For security and compliance leaders, a private RAG offers several benefits:

  • Control of Data: Your documents never leave your encrypted storage or vector database.
  • Auditability: Retrieved chunks and citations can be logged for evidence or compliance.
  • Customization: You decide how documents are chunked, embedded, and retrieved.
  • Privacy by Design: Using Proton’s Lumo API keeps prompts and context end-to-end encrypted.
  • Regulatory Alignment: EU-hosted infrastructure and transparent handling satisfy GDPR and similar obligations.

How to Build a Private RAG with Lumo

Here’s a step-by-step overview using Lumo’s API.

1. Set up your vector store

Choose a store such as Pinecone, Qdrant, Weaviate, or PostgreSQL + pgvector.
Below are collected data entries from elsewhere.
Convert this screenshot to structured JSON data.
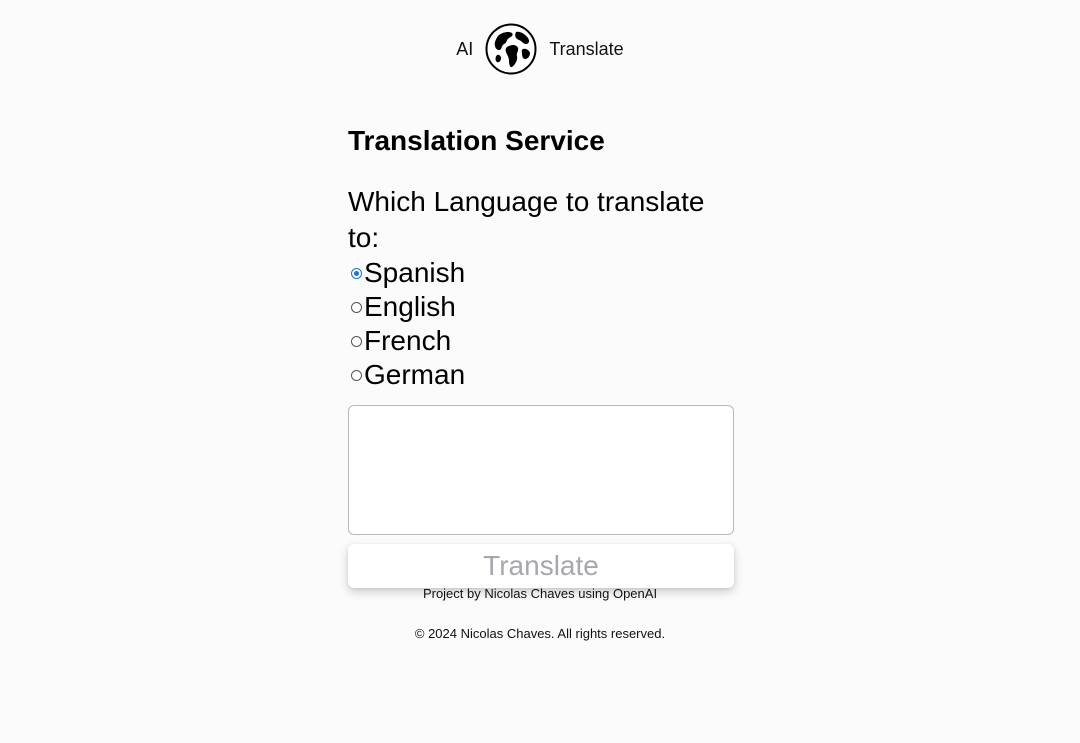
{
  "header": {
    "left_word": "AI",
    "right_word": "Translate",
    "logo_icon": "globe-icon"
  },
  "main": {
    "title": "Translation Service",
    "question": "Which Language to translate to:",
    "languages": [
      {
        "label": "Spanish",
        "checked": true
      },
      {
        "label": "English",
        "checked": false
      },
      {
        "label": "French",
        "checked": false
      },
      {
        "label": "German",
        "checked": false
      }
    ],
    "text_input": {
      "value": "",
      "placeholder": ""
    },
    "translate_button": "Translate"
  },
  "footer": {
    "credit": "Project by Nicolas Chaves using OpenAI",
    "copyright": "© 2024 Nicolas Chaves. All rights reserved."
  },
  "colors": {
    "radio_checked": "#1a73e8",
    "button_text_disabled": "#a7a7ad",
    "background": "#fbfbfb"
  }
}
This will hold the embeddings of your documents.

2. Embed your documents

curl -X POST https://api.lumo.proton.me/v1/embeddings \
  -H "Authorization: Bearer YOUR_LUMO_API_KEY" \
  -H "Content-Type: application/json" \
  -d '{
        "model": "lumo-embed",
        "input": "Your document text…"
      }'

The returned vector can be upserted into your chosen store.
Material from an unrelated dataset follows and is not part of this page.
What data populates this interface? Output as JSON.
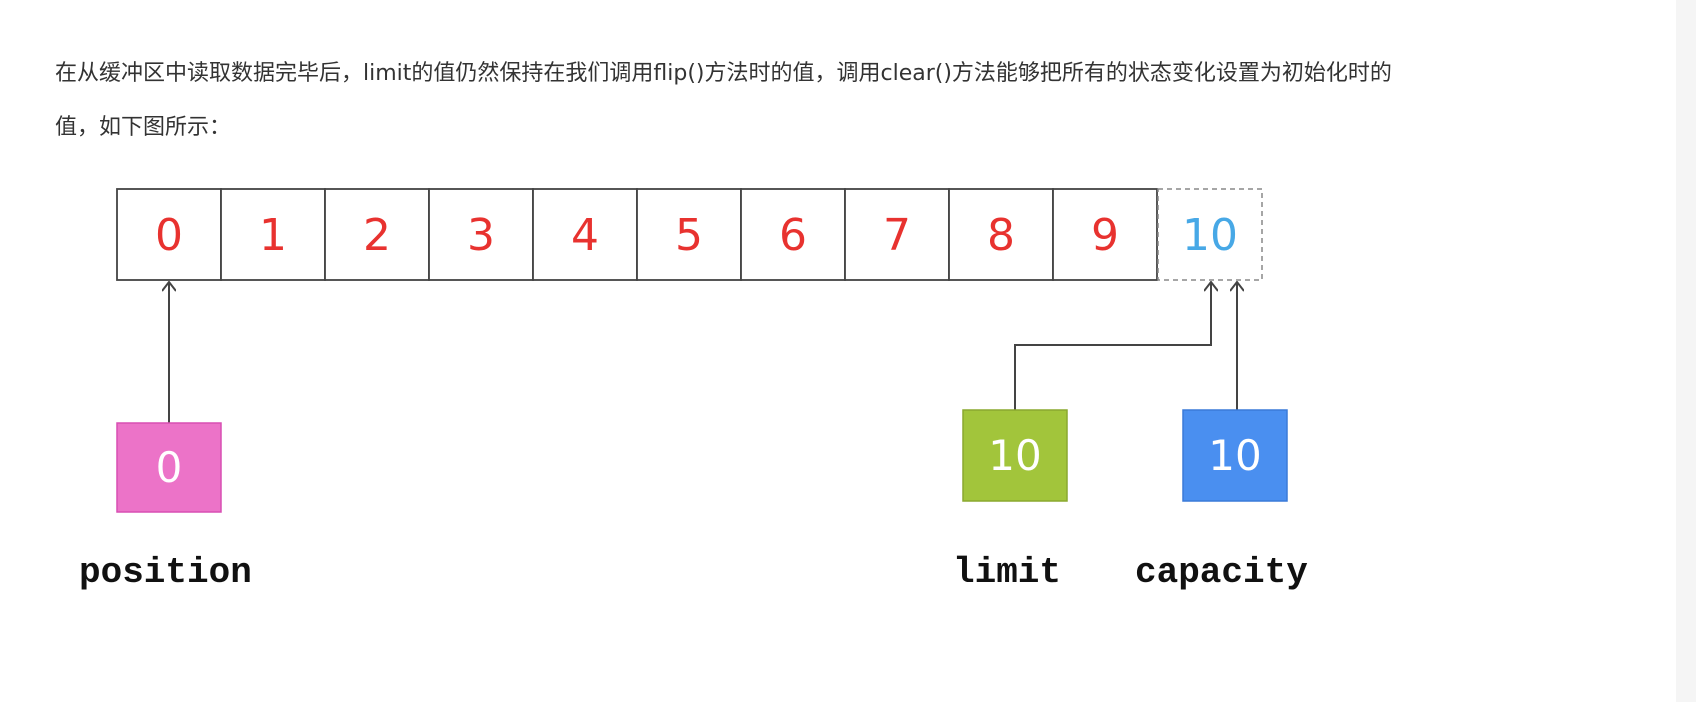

3. Retrieve relevant chunks

When a user asks a question, perform a similarity search in your vector store and select the top-k results (usually 3–5 snippets).
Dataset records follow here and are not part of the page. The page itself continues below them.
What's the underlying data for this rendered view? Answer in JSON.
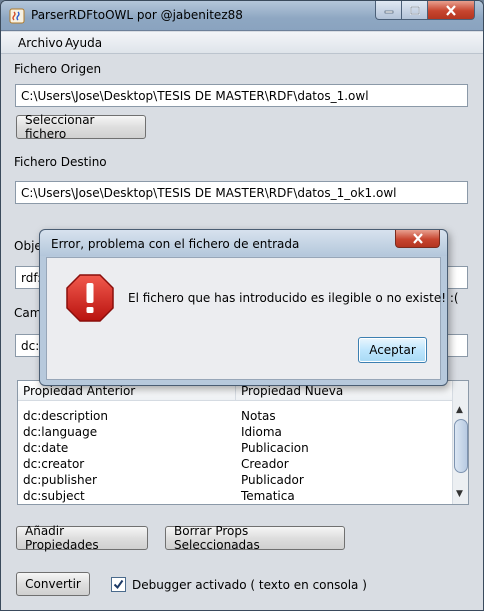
{
  "window": {
    "title": "ParserRDFtoOWL por @jabenitez88"
  },
  "menu": {
    "items": [
      "Archivo",
      "Ayuda"
    ]
  },
  "origen": {
    "label": "Fichero Origen",
    "value": "C:\\Users\\Jose\\Desktop\\TESIS DE MASTER\\RDF\\datos_1.owl",
    "select_button": "Seleccionar fichero"
  },
  "destino": {
    "label": "Fichero Destino",
    "value": "C:\\Users\\Jose\\Desktop\\TESIS DE MASTER\\RDF\\datos_1_ok1.owl"
  },
  "objeto": {
    "label_partial": "Obje",
    "value_partial": "rdf:D"
  },
  "campo": {
    "label_partial": "Cam",
    "value_partial": "dc:i"
  },
  "table": {
    "headers": [
      "Propiedad Anterior",
      "Propiedad Nueva"
    ],
    "rows": [
      [
        "dc:description",
        "Notas"
      ],
      [
        "dc:language",
        "Idioma"
      ],
      [
        "dc:date",
        "Publicacion"
      ],
      [
        "dc:creator",
        "Creador"
      ],
      [
        "dc:publisher",
        "Publicador"
      ],
      [
        "dc:subject",
        "Tematica"
      ]
    ]
  },
  "buttons": {
    "add_props": "Añadir Propiedades",
    "delete_props": "Borrar Props Seleccionadas",
    "convert": "Convertir"
  },
  "debugger": {
    "label": "Debugger activado ( texto en consola )",
    "checked": true
  },
  "dialog": {
    "title": "Error, problema con el fichero de entrada",
    "message": "El fichero que has introducido es ilegible o no existe! :(",
    "accept": "Aceptar",
    "icon": "error-icon"
  },
  "colors": {
    "error_red": "#d8201c",
    "accent_blue": "#3c7fb1"
  }
}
4. Assemble the augmented prompt

Context:
{chunk_1}
{chunk_2}
{chunk_3}
---
Question: {user_query}

5. Call the Lumo chat endpoint

curl -X POST https://api.lumo.proton.me/v1/chat/completions \
  -H "Authorization: Bearer YOUR_LUMO_API_KEY" \
  -H "Content-Type: application/json" \
  -d '{
        "model": "lumo-plus",
        "messages": [
          {"role":"system","content":"You are a helpful assistant that answers using the provided context."},
          {"role":"user","content":"[assembled prompt here]"}
        ],
        "max_tokens": 1024,
        "temperature": 0.2,
        "response_format": "citation"
      }'

This ensures the response is grounded in your data — and optionally includes citations.

6. Post-process as needed

Depending on your use case, you might:

  • Store Q&A pairs in your knowledge base.
  • Enforce tone or style (for example, executive summary vs. technical detail).
  • Chain calls to summarize long documents within token limits.

For prototyping or lightweight projects, you can skip the vector store and let Lumo use its built-in web_search tool. This acts as a managed RAG service:

  1. Lumo queries Brave Search.
  2. It embeds the top results.
  3. It generates an answer with citations.

Handy for rapid tests, though less controllable than a private store.


Things to Keep in Mind

Consideration Why it Matters
Rate limits 60 requests / min on Lumo Plus; higher with Visionary plans.
Token limits 8 K-token context per request; chain calls for larger docs.
Costs Subscription + token usage billing.
Compliance Encrypted, EU-hosted, GDPR-aligned.
Model routing Automatic — Lumo selects the best model for each query.

Closing Thoughts

RAG isn’t just a technical pattern — it’s a governance tool. It gives leaders confidence that AI systems are grounded in authoritative data and remain auditable. Proton’s Lumo makes this accessible while preserving privacy and regulatory alignment.

If you’re already using Proton services, Lumo is a natural way to extend that ecosystem into secure, AI-driven knowledge workflows. And if you’re exploring AI more generally, it’s a strong reminder that privacy-first design is possible — and worth insisting on.